Jeff actually kept his promise and returned. He began to uncuff her. “Your alibi checks out. The clerk backed your story up and showed me security footage.”
Letting out a deep sigh, she wiped her teary, snotty face with a sleeve. “I’m not a killer. I’m not a killer. Did you even believe me, you asshole?”
Adjusting his hat, Jeff shrugged. “I considered the possibility. Locard’s exchange principle dictates the killer must have transferred evidence to the crime scene. So we scoured Rivers’ car and found a red hair. A red hair too short to be yours, evidently.”
“You have mentioned a twin sister many times. Unfortunately, at least according to the government, she doesn’t exist.”
Of course not. Jessica had been living like an illegal immigrant before she ran into Jeff, without an ID or a paper trail. Martha must have never gone onto the grid.
This is what I get for filing my tax returns…
“Do you have any way to contact her?” Jeff continued.

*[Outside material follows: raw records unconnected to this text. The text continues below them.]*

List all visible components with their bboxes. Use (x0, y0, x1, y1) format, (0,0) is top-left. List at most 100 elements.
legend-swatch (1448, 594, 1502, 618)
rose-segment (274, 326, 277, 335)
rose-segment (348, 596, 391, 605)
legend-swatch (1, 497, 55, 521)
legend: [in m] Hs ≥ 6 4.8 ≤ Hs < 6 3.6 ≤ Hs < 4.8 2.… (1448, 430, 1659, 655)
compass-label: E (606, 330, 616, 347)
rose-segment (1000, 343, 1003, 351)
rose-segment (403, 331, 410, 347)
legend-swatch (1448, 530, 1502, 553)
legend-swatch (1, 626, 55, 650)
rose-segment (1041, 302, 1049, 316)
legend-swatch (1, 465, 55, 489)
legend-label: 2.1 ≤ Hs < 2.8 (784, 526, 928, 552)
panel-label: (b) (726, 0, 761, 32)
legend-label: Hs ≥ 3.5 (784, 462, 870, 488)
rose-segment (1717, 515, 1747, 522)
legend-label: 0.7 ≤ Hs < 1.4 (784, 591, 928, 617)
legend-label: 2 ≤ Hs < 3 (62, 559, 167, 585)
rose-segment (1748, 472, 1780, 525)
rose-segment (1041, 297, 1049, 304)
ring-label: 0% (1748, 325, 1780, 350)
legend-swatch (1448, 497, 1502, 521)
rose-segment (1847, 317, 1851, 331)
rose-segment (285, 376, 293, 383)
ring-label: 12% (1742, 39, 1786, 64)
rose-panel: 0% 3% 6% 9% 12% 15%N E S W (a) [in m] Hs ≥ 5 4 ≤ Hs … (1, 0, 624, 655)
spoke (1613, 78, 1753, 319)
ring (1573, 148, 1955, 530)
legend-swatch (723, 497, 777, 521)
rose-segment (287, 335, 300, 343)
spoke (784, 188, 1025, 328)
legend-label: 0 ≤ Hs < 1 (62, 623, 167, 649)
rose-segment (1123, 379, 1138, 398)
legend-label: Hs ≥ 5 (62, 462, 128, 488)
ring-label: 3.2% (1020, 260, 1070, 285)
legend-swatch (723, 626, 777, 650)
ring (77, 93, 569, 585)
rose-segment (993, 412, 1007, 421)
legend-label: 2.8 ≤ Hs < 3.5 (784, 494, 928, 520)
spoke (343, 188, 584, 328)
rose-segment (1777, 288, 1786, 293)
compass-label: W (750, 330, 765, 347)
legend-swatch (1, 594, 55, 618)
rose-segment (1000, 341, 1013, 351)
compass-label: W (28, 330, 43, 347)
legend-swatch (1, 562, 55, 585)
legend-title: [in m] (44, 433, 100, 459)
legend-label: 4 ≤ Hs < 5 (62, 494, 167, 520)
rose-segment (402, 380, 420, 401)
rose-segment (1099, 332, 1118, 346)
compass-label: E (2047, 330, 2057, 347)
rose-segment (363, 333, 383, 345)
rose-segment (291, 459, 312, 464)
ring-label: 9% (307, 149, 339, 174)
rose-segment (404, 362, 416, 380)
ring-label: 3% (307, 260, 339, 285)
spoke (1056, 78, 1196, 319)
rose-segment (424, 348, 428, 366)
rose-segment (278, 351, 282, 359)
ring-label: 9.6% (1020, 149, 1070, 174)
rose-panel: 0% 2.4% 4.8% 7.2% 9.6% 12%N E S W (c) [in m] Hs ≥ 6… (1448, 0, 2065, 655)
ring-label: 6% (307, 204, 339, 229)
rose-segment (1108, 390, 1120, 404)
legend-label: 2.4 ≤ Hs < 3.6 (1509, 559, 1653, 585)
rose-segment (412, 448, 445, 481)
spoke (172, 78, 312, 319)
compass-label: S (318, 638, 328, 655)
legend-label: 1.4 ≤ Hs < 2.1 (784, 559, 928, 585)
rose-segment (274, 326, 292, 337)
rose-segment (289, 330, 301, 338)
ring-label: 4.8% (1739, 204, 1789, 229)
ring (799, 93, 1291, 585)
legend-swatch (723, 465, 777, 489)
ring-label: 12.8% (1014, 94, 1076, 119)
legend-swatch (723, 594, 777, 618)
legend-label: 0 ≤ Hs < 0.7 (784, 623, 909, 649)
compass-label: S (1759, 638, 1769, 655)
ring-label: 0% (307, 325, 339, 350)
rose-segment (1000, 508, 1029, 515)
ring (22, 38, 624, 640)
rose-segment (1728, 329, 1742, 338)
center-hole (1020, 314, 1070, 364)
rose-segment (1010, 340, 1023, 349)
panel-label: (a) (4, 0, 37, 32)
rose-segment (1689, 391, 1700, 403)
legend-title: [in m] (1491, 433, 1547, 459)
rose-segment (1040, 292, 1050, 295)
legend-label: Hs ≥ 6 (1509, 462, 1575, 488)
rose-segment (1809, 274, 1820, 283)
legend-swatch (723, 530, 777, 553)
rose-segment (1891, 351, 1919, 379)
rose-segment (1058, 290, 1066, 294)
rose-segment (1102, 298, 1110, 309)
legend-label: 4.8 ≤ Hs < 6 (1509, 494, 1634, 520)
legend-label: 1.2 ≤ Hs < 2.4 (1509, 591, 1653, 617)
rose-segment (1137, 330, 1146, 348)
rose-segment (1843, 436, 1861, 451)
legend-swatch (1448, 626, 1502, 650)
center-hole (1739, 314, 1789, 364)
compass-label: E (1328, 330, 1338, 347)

“No. But… she contacted me the other day. Have you gotten a missing person report about Nisa yet?”
“I’m guessing I should have?”
Jessica lifted her shirt to show off her bruised ribs. “She snatched Nisa from thin air, then beat the crap out of me to send a message.”

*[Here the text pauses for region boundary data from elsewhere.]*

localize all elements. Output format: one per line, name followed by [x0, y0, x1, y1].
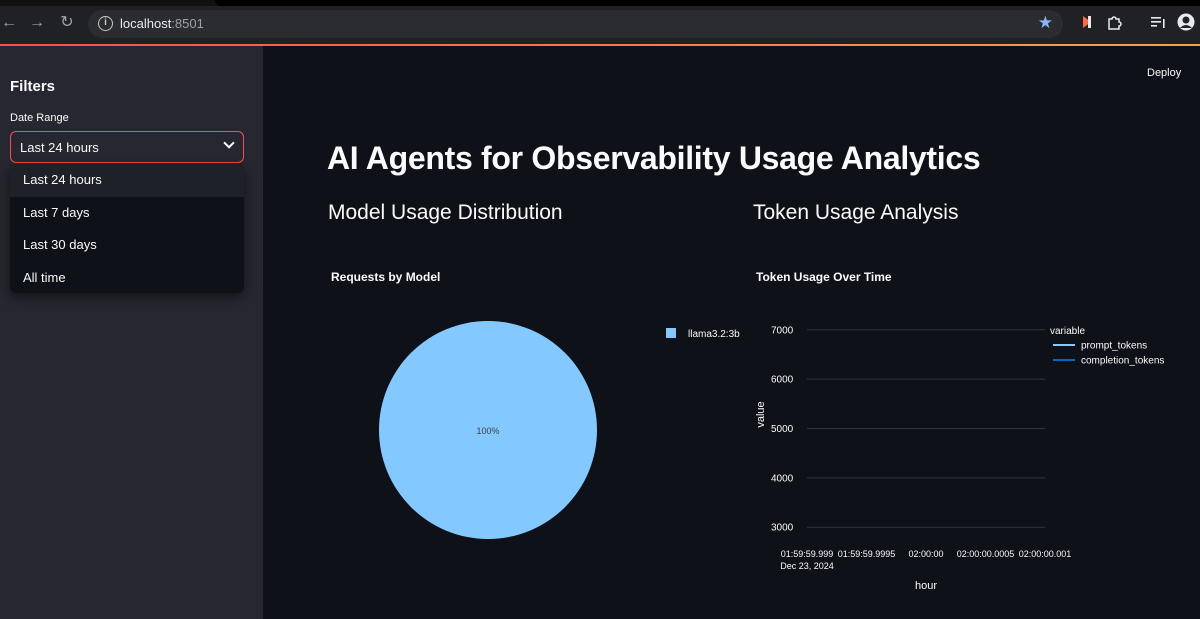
- pie-slice: [379, 321, 597, 539]
- legend-title: variable: [1050, 326, 1085, 337]
- deploy-button[interactable]: Deploy: [1147, 67, 1182, 79]
- x-tick-label: 01:59:59.9995: [838, 549, 896, 559]
- option-all-time[interactable]: All time: [23, 269, 66, 285]
- date-range-label: Date Range: [10, 112, 69, 124]
- x-tick-label: 01:59:59.999: [781, 549, 834, 559]
- reading-list-icon[interactable]: [1150, 14, 1166, 30]
- x-tick-date: Dec 23, 2024: [780, 561, 834, 571]
- puzzle-extensions-icon[interactable]: [1106, 14, 1122, 30]
- option-last-24-hours[interactable]: Last 24 hours: [10, 164, 244, 197]
- y-tick-label: 6000: [771, 375, 794, 386]
- option-last-7-days[interactable]: Last 7 days: [23, 204, 90, 220]
- streamlit-header-decoration: [0, 44, 1200, 46]
- chevron-down-icon[interactable]: [223, 137, 235, 149]
- section-title-token-usage: Token Usage Analysis: [753, 201, 959, 224]
- forward-icon[interactable]: →: [29, 14, 45, 31]
- browser-toolbar: ← → ↻ i localhost:8501 ★: [0, 0, 1200, 44]
- y-tick-label: 3000: [771, 523, 794, 534]
- x-tick-label: 02:00:00.0005: [957, 549, 1015, 559]
- bookmark-star-icon[interactable]: ★: [1037, 13, 1053, 32]
- line-chart: 3000 4000 5000 6000 7000 01:59:59.999 01:59:59…: [755, 325, 1164, 592]
- y-tick-label: 5000: [771, 424, 794, 435]
- legend-label: completion_tokens: [1081, 356, 1164, 367]
- x-tick-label: 02:00:00.001: [1019, 549, 1072, 559]
- profile-avatar-icon[interactable]: [1177, 13, 1195, 31]
- option-last-30-days[interactable]: Last 30 days: [23, 237, 97, 252]
- date-range-selected-value: Last 24 hours: [20, 140, 99, 155]
- address-bar[interactable]: i localhost:8501 ★: [88, 10, 1063, 38]
- url-text[interactable]: localhost:8501: [120, 16, 204, 31]
- pie-slice-label: 100%: [476, 426, 499, 436]
- back-icon[interactable]: ←: [1, 14, 17, 31]
- legend-label: llama3.2:3b: [688, 329, 740, 340]
- sidebar-title: Filters: [10, 78, 56, 95]
- legend-label: prompt_tokens: [1081, 341, 1147, 352]
- line-chart-title: Token Usage Over Time: [756, 270, 892, 284]
- date-range-select[interactable]: Last 24 hours: [10, 131, 244, 163]
- pie-chart-title: Requests by Model: [331, 270, 441, 284]
- date-range-dropdown-menu: Last 24 hours Last 7 days Last 30 days A…: [10, 164, 244, 293]
- x-axis-label: hour: [915, 580, 937, 592]
- y-tick-label: 4000: [771, 473, 794, 484]
- page-title: AI Agents for Observability Usage Analyt…: [327, 140, 981, 176]
- reload-icon[interactable]: ↻: [60, 14, 74, 31]
- pie-chart: 100% llama3.2:3b: [379, 321, 740, 539]
- legend-swatch: [666, 328, 676, 338]
- y-tick-label: 7000: [771, 325, 794, 336]
- y-axis-label: value: [755, 401, 767, 427]
- site-info-icon[interactable]: i: [98, 16, 113, 31]
- section-title-model-usage: Model Usage Distribution: [328, 201, 563, 224]
- extension-icon[interactable]: [1079, 14, 1095, 30]
- tab-strip: [0, 0, 1200, 6]
- x-tick-label: 02:00:00: [908, 549, 943, 559]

“Oh, for the love of…” For once, barely perceptibly, Jeff’s face actually curled in frustration. “So that’s why Nisa wasn’t there this morning.”
“Mhm. I don’t know what Scholz is doing, but he should have-”
Her ringtone cut through the conversation. Speaking of the devil, the caller was none other than Wilbur.
“How’d you get my number?”
“Nisa! Nisa told me! And why the hell didn’t you tell me she’d gone missing?!”
“I’ve been busy, asswipe. I thought you’d have figured it out by now.”
“I thought she was just mad at me for some reason! You know how women are.” She rolled her eyes. “I called as soon as I heard you got pinned for a murder. I guess us talking means you’re off the hook?”
Wilbur had buddies on the inside now? What was the world coming to, when a doofus like him… “Yeah.”
“Great. I’m gonna need you to come outside now. We need to talk.”
“And if I say no?”
“You don’t get to say no. Not with Nisa’s life in the balance. Okay? Cut the crap, meet me outside. I can’t believe I’m saying this, but… I think I need you.”